With 2023 dawning, the American College of Allergy, Asthma and Immunology offers some suggestions for keeping symptoms under control all year long.
“More than 50 million people in the U.S. suffer from allergic conditions,” said allergist Dr. Kathleen May, president of the ACAAI.
“That’s a lot of Americans who need to be mindful of staying healthy to keep symptoms under control,” May added in a college news release. “Taking a few moments before the new year begins to consider how you’ll keep yourself on top of sneezing and wheezing in 2023 is well worth your investment of time. It’s a valuable way to get your year off to a great start.”
At the top of the ACAAI tip list: Eat right to avoid food allergens. If you have a food allergy, you already know to steer clear of problem foods. You should also always carry two epinephrine auto injectors with you and make sure they are up to date.
Also, encourage teens and college kids to educate their friends about food allergies, methotrexate amoxicilline making them allies in safety from anaphylaxis.
Make an appointment to see your allergist if the pandemic has caused you to stay away.
Keep medications current and pay attention to whether your prescriptions are working for your symptoms. An allergist can tailor a plan to fit your allergies and asthma.

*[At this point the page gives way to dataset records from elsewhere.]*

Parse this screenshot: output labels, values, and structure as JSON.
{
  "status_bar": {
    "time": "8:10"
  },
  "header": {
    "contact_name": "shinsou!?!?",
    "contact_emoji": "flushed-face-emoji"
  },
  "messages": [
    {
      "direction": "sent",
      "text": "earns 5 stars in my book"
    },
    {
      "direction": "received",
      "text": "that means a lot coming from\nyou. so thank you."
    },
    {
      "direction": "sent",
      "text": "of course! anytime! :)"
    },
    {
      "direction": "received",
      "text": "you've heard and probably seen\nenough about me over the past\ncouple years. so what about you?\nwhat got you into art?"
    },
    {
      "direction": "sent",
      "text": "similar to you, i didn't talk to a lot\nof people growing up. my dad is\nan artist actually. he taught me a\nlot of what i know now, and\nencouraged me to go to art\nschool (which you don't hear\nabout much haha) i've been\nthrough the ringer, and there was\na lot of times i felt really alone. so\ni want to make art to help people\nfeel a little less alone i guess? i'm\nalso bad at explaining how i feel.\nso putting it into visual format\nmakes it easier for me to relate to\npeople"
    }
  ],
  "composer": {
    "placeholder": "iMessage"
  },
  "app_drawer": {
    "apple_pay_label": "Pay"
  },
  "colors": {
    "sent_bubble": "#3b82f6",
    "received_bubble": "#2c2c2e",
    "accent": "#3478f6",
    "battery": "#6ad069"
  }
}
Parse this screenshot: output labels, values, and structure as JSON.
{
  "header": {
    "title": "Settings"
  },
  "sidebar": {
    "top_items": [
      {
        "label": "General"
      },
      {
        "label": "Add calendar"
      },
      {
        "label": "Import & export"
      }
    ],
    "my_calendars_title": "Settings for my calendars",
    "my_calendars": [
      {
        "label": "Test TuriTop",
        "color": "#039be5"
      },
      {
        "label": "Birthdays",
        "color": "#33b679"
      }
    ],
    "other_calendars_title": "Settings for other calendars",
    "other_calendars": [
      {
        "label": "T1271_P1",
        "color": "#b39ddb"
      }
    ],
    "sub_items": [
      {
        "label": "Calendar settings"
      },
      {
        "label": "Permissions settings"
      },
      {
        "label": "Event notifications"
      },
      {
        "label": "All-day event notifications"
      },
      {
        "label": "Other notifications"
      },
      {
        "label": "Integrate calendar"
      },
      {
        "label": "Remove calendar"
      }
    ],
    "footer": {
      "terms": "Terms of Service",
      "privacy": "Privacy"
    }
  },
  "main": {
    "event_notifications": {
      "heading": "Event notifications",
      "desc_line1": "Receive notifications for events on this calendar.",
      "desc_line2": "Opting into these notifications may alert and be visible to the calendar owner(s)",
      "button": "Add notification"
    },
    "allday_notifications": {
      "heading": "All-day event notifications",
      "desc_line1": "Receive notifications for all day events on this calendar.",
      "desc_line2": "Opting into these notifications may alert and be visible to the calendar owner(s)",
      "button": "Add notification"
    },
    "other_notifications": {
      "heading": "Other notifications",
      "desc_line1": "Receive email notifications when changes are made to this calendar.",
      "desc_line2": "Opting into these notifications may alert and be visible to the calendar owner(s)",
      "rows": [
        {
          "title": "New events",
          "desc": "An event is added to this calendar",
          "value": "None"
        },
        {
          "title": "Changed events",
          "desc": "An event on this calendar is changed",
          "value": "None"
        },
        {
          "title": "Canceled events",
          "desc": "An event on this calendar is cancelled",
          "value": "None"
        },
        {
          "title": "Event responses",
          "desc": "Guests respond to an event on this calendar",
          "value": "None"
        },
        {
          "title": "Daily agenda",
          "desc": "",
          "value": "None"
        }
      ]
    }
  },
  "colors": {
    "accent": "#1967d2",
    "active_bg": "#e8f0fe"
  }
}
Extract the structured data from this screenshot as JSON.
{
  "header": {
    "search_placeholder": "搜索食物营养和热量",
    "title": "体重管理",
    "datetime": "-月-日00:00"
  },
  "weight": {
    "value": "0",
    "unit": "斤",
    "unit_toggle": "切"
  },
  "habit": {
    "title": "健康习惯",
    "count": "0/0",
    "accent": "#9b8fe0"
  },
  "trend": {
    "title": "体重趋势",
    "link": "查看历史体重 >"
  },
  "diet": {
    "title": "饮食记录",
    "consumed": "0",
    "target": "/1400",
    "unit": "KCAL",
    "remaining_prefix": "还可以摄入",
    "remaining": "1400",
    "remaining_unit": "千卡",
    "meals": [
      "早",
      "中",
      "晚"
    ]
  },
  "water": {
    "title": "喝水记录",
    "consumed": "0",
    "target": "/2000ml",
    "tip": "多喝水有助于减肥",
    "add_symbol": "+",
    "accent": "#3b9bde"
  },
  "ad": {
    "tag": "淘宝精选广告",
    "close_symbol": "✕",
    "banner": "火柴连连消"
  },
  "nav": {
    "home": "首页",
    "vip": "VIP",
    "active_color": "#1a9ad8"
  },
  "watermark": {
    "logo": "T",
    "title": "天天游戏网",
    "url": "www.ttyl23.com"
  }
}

The college offers some other recommendations:
Don’t smoke. It’s bad for your health and that of your child, especially if either of you have asthma. Studies have shown that children with asthma who are exposed to secondhand smoke at home have nearly double the risk of being hospitalized compared to kids with asthma who aren’t exposed, the ACAAI said.
Steer clear of fireplace fires and campfires to protect your lungs.
Keep exercising. It’s vital to maintaining good health. When you do exercise, use your pre-exercise asthma medication, typically an inhaled bronchodilator.
Warm up and cool down before and after exercise. Wear a mask or loose scarf over your mouth and nose if it’s cold and windy outside.
If asthma limits your ability to exercise, ask your allergist about changing medications, the ACAAI recommends.
The U.S. Centers for Disease Control and Prevention has more on asthma.